Über Hegel: „In seiner Geschichtsphilosophie ist Hegel ein Widerstandskämpfer gegen das Böse und Sinnlose in der Geschichte. Seine Waffe des Widerstands ist das Denken“.

Über Paul Tillich: „Er spricht von der „Anreicherung“, der den Beitrag der Individuen stark aufwertet.“ (alles a.a.O.S.17)

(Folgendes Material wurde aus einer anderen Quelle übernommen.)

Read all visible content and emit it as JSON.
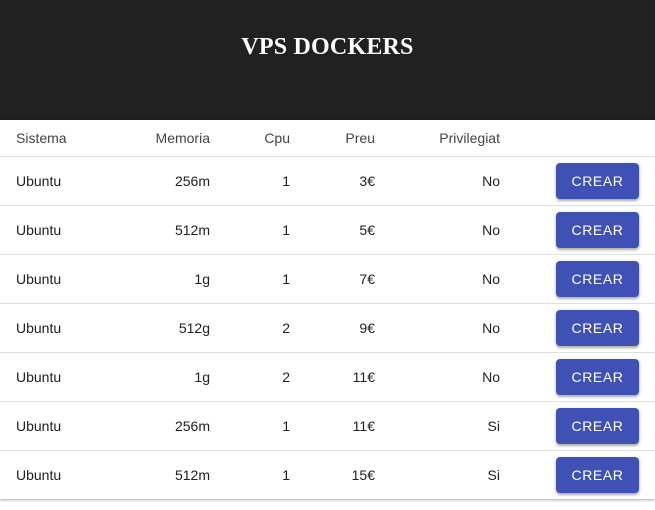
{
  "header": {
    "title": "VPS DOCKERS"
  },
  "table": {
    "columns": {
      "sistema": "Sistema",
      "memoria": "Memoria",
      "cpu": "Cpu",
      "preu": "Preu",
      "privilegiat": "Privilegiat"
    },
    "rows": [
      {
        "sistema": "Ubuntu",
        "memoria": "256m",
        "cpu": "1",
        "preu": "3€",
        "privilegiat": "No",
        "action": "CREAR"
      },
      {
        "sistema": "Ubuntu",
        "memoria": "512m",
        "cpu": "1",
        "preu": "5€",
        "privilegiat": "No",
        "action": "CREAR"
      },
      {
        "sistema": "Ubuntu",
        "memoria": "1g",
        "cpu": "1",
        "preu": "7€",
        "privilegiat": "No",
        "action": "CREAR"
      },
      {
        "sistema": "Ubuntu",
        "memoria": "512g",
        "cpu": "2",
        "preu": "9€",
        "privilegiat": "No",
        "action": "CREAR"
      },
      {
        "sistema": "Ubuntu",
        "memoria": "1g",
        "cpu": "2",
        "preu": "11€",
        "privilegiat": "No",
        "action": "CREAR"
      },
      {
        "sistema": "Ubuntu",
        "memoria": "256m",
        "cpu": "1",
        "preu": "11€",
        "privilegiat": "Si",
        "action": "CREAR"
      },
      {
        "sistema": "Ubuntu",
        "memoria": "512m",
        "cpu": "1",
        "preu": "15€",
        "privilegiat": "Si",
        "action": "CREAR"
      }
    ]
  },
  "colors": {
    "header_bg": "#212121",
    "header_text": "#ffffff",
    "button_bg": "#3f51b5",
    "button_text": "#ffffff"
  }
}
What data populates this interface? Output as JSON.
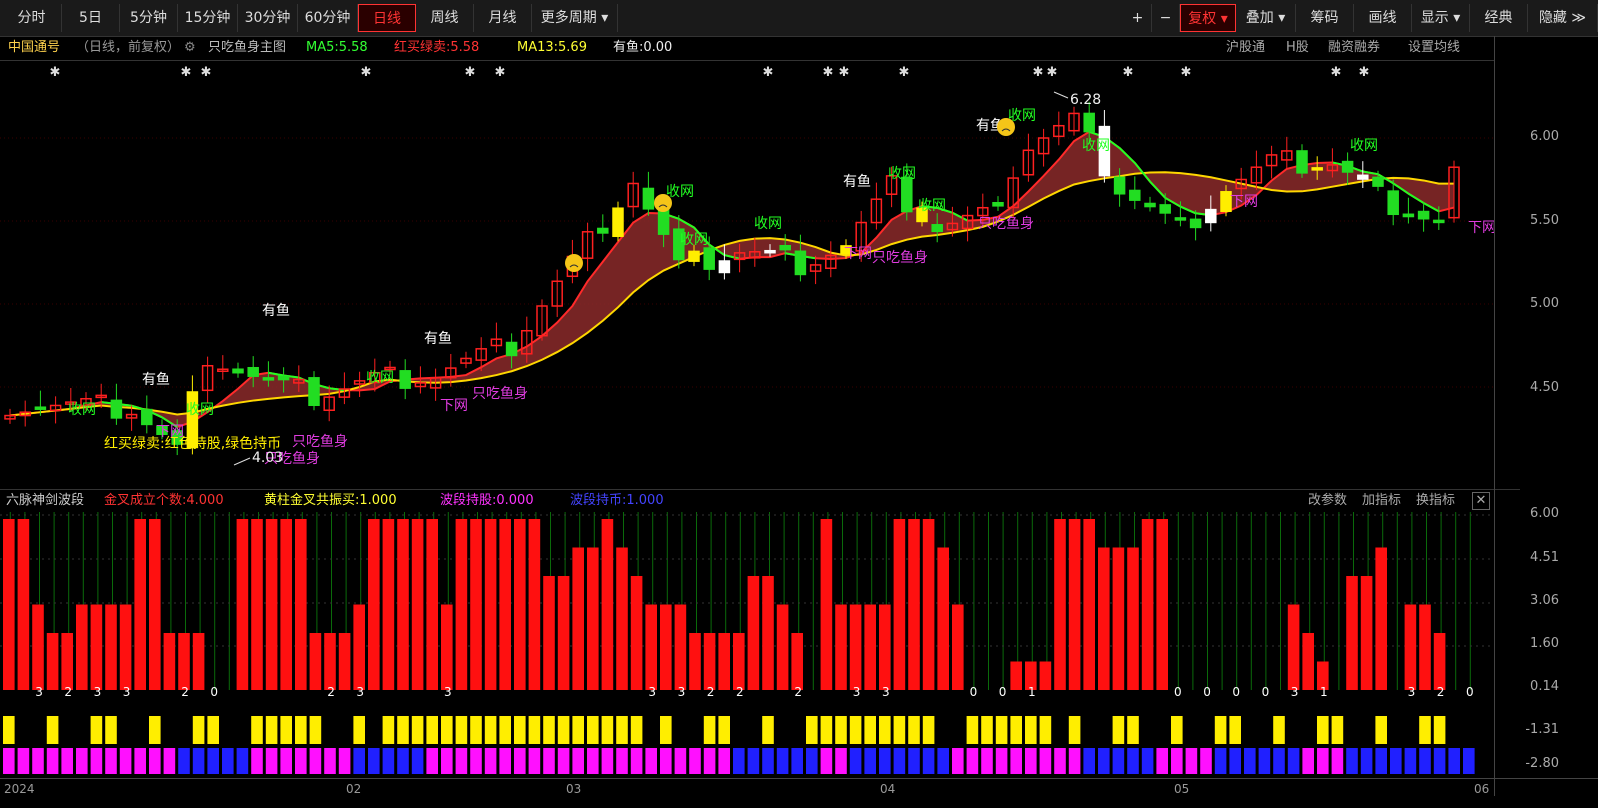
{
  "toolbar": {
    "left": [
      "分时",
      "5日",
      "5分钟",
      "15分钟",
      "30分钟",
      "60分钟",
      "日线",
      "周线",
      "月线",
      "更多周期"
    ],
    "active": "日线",
    "right": [
      "+",
      "−",
      "复权",
      "叠加",
      "筹码",
      "画线",
      "显示",
      "经典",
      "隐藏"
    ]
  },
  "info": {
    "stock": "中国通号",
    "period": "（日线，前复权）",
    "template": "只吃鱼身主图",
    "ma5": "MA5:5.58",
    "buy_sell": "红买绿卖:5.58",
    "ma13": "MA13:5.69",
    "fish": "有鱼:0.00",
    "links": [
      "沪股通",
      "H股",
      "融资融券",
      "设置均线"
    ]
  },
  "annotations": {
    "you_yu": "有鱼",
    "shou_wang": "收网",
    "xia_wang": "下网",
    "zhi_chi": "只吃鱼身",
    "legend_text": "红买绿卖:红色持股,绿色持币",
    "low_label": "4.03",
    "high_label": "6.28"
  },
  "main_axis": [
    "6.00",
    "5.50",
    "5.00",
    "4.50"
  ],
  "indicator": {
    "name": "六脉神剑波段",
    "golden": "金叉成立个数:4.000",
    "yellow": "黄柱金叉共振买:1.000",
    "hold": "波段持股:0.000",
    "cash": "波段持币:1.000",
    "links": [
      "改参数",
      "加指标",
      "换指标"
    ],
    "axis": [
      "6.00",
      "4.51",
      "3.06",
      "1.60",
      "0.14",
      "-1.31",
      "-2.80"
    ]
  },
  "dates": [
    "2024",
    "02",
    "03",
    "04",
    "05",
    "06"
  ],
  "chart_data": {
    "type": "candlestick",
    "ohlc_approx": [
      [
        4.35,
        4.4,
        4.32,
        4.38
      ],
      [
        4.38,
        4.41,
        4.33,
        4.36
      ],
      [
        4.36,
        4.38,
        4.28,
        4.3
      ],
      [
        4.3,
        4.34,
        4.27,
        4.33
      ],
      [
        4.33,
        4.36,
        4.3,
        4.32
      ],
      [
        4.32,
        4.38,
        4.3,
        4.37
      ],
      [
        4.37,
        4.41,
        4.34,
        4.36
      ],
      [
        4.36,
        4.42,
        4.34,
        4.39
      ],
      [
        4.39,
        4.41,
        4.33,
        4.34
      ],
      [
        4.34,
        4.36,
        4.22,
        4.24
      ],
      [
        4.24,
        4.28,
        4.03,
        4.12
      ],
      [
        4.12,
        4.27,
        4.03,
        4.24
      ],
      [
        4.24,
        4.74,
        4.22,
        4.7
      ],
      [
        4.7,
        4.82,
        4.58,
        4.6
      ],
      [
        4.6,
        4.78,
        4.56,
        4.66
      ],
      [
        4.66,
        4.7,
        4.55,
        4.59
      ]
    ],
    "high": 6.28,
    "low": 4.03,
    "ylim": [
      4.0,
      6.35
    ]
  }
}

„Mit der Kirchendepression unserer Tage scheint das nicht mehr zusammenzupassen… Wie die Errungenschaften der Moderne wachsen, die ja vor allem immer Freiheitsgewinne sind, geht es scheinbar mit der Kirche bergab.“

Dem gegenüber jedoch betont Lauster: „Tatsächlich realisiert die vermeintlich säkularisierte westliche Moderne christliche Werte in einem Ausmaß, von dem das vermeintlich so christliche Mittelalter nur hätte träumen können.“

„Denn die Moderne ist nur dann unchristlicher als frühere Epochen, wenn man Christlichkeit mit Kirchlichkeit identifiziert.“

Einen Perspektivwechsel in der Kirche vorzunehmen hilft aus der depressiven Grundstimmung, die Kirche würde an Wert verlieren, unsichtbar werden: „Die Annahme einer göttlichen Gegenwart in der Geschichte lenkt den Blick auf die Menschen, durch die der Geist in der Geschichte aufscheint. Es sind nicht die Helden der Fotos und Kameras, es sind die Helden des Alltags, und dort ist auch der Platz der Kirche.“ (alles a.a.O.S.18)

Dieser Ansatz mag zu (zweck-)optimistisch erscheinen, jedoch auch im Blick auf eine Fruchtbarmachung der Theologie Dietrich Bonhoeffers, vom Reden in Gottes Gegenwart in einer scheinbar religionslosen Zeit (D. Bonhoeffer, Widerstand und Ergebung, Gefängnisbriefe), gibt es Hoffnung, als Christ und Christin Verantwortung im Alltag zu übernehmen. Die Gaben des Geistes sind wirksam in Kirche, Diakonie, Alltag. In der Gemeinschaft des Heiligen Geistes.